Sunday, December 02, 2007

Day Job

I'm filling out a questionnaire for a website about artists in day jobs.*

Lots of artists and writers have day jobs. Some of them suck, while others aren't so bad. Ideally, you get health insurance. I'm wondering why I claim to be a writer with a comic book editor job on the side, instead of a comic book editor who dabbles in writing, when my job takes up ninety percent of my working time (the rest being taken up by procrastinating on the Internet). I guess I lie to myself sometimes.

But I'm giggling gleefully as I fill it out, because how many people can say this?

Day job: Editor in Chief for a comic book company headquartered in Kuwait with offices in Cairo and Manhattan.

I'm struggling with the question of what three people I'd like to read my work. Oprah is the easy one, the 200 points just for spelling my name right. Who else would I want to read my books?

*apologies to Otis Ball. He knows why.

4 comments:

Marie Javins said...

How about Terry Gross? She can be second after Oprah.

Linda said...

Diane Rehm!

Ed Ward said...

Yeah, Terry'd give you a nice sales bump. Maybe, given your subject matter and all, a better one than Oprah.

Steven R. Stahl said...

Ah, the joys of editing so often go underappreciated!

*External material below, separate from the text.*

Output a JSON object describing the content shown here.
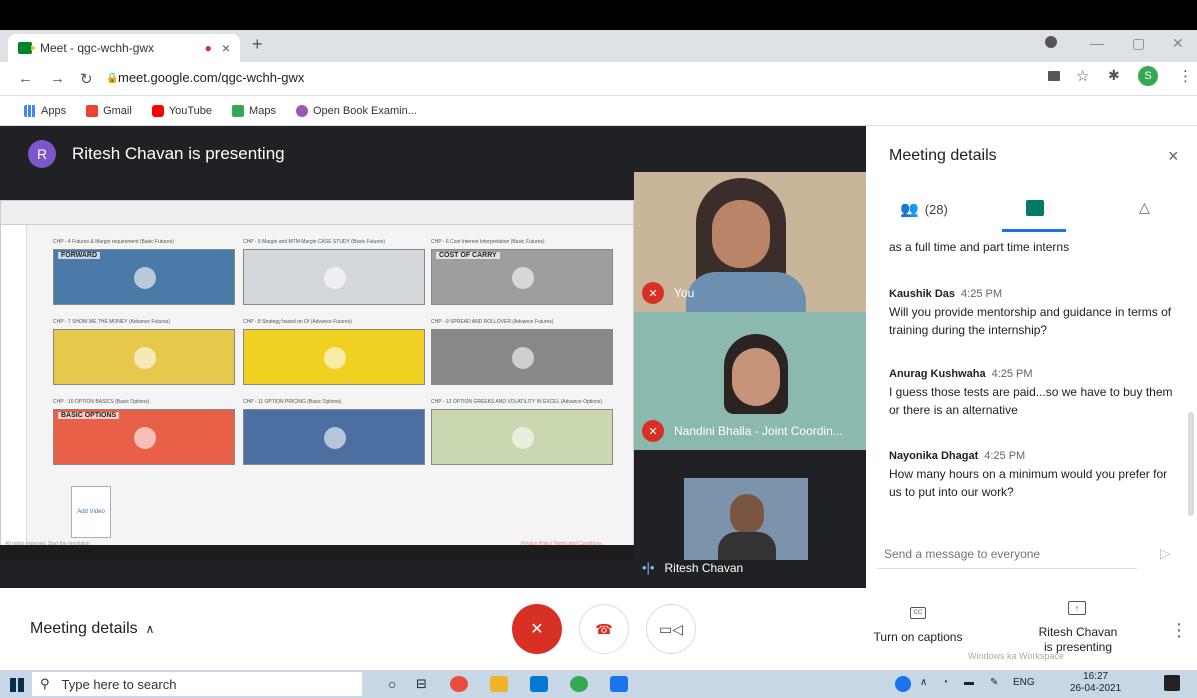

I understand that thinking of oneself as primarily a writer, rather than an editor, favors creativity over revision, and inspiration over a focus on the mechanics of writing, but an editor can recognize inspiration and improve (refine) what’s produced as a result. There’s great satisfaction to be had from taking a piece with weaknesses, and removing them, or spotting a subtle error that diminishes the point of an essay, or, in the case of a rewrite, taking an idea that’s been poorly expressed and expressing it well. Of course, there’s also the embarrassment of missing an error that, in retrospect, was obvious (“Oh, (expletive deleted)”), or printing a correction that contains an error.

Since editors are under less pressure to feel inspired, they can also take overviews of material that might not occur to writers. Reshape genes, reshape characters, reshape universes--editors can think about those subjects without worrying about producing a story immediately.

IMO, working as an editor and as a writer is the perfect combination of jobs.